🤖 AI Summary
This work addresses the limitation of existing Text2Cypher systems, which are confined to a single graph database and thus unable to support natural language queries across multiple heterogeneous graph databases in real-world scenarios. For the first time, we extend Text2Cypher to a multi-database setting by formally defining the cross-database query reasoning task and its core challenges. We propose a structured three-stage reasoning framework that first routes the query to the relevant target database, then decomposes the original question into sub-queries, and finally performs heterogeneous query reasoning tailored to diverse graph database types and their respective query languages. This framework effectively enables the understanding and execution of cross-database natural language queries, laying a foundation for scalable and practical natural language interfaces to graph databases.
📝 Abstract
Large language models have significantly improved natural language interfaces to databases by translating user questions into executable queries. In particular, Text2Cypher focuses on generating Cypher queries for graph databases, enabling users to access graph data without query language expertise. Most existing Text2Cypher systems assume a single preselected graph database, where queries are generated over a known schema. However, real-world systems are often distributed across multiple independent graph databases organized by domain or system boundaries, where relevant information may span multiple sources. To address this limitation, we propose a shift from single-database query generation to multi-database query reasoning.

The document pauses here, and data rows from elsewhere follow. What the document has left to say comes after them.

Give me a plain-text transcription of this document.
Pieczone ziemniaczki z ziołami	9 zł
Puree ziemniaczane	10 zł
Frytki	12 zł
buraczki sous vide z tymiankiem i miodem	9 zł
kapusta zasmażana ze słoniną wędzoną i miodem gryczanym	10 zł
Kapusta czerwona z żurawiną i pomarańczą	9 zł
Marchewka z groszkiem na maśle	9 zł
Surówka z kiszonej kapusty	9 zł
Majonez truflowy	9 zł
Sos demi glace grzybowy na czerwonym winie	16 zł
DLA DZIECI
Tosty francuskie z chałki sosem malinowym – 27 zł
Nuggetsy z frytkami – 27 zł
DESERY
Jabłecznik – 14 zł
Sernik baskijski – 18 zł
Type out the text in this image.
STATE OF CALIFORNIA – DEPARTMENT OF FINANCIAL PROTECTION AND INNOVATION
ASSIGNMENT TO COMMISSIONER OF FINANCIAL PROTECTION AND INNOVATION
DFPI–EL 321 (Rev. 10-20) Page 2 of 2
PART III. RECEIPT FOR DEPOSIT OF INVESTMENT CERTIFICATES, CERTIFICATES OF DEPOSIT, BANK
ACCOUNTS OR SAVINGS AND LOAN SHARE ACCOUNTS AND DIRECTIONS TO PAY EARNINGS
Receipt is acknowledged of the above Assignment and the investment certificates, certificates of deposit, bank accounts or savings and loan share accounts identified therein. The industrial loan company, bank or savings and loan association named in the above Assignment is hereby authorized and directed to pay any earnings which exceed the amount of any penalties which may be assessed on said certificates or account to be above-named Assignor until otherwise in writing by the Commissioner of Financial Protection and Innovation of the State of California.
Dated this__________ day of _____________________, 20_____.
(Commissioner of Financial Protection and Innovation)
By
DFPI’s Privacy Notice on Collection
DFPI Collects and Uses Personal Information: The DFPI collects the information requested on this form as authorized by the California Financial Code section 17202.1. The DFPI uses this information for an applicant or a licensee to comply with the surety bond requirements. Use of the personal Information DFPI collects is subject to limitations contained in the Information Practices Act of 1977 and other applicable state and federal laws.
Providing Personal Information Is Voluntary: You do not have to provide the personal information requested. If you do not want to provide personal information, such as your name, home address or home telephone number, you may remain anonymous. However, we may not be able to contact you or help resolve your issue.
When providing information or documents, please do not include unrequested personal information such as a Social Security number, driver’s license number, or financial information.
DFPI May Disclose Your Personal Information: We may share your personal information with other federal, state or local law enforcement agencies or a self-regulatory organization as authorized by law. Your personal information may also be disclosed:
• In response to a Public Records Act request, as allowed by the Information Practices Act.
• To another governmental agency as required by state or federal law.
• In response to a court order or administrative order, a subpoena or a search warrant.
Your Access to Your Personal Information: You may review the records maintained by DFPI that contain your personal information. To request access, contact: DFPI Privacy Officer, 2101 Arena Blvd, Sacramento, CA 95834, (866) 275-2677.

Instead of assuming a fixed execution context, the system must reason about (i) relevant databases, (ii) how to decompose a question across them, and (iii) how to integrate partial results. We formalize this setting through a three-phase roadmap: database routing, multi-database decomposition, and heterogeneous query reasoning across database types and query languages. This work provides a structured formulation of multi-database reasoning for Text2Cypher and identifies challenges in source selection, query decomposition, and result integration, aiming to support more realistic and scalable natural language interfaces to graph databases.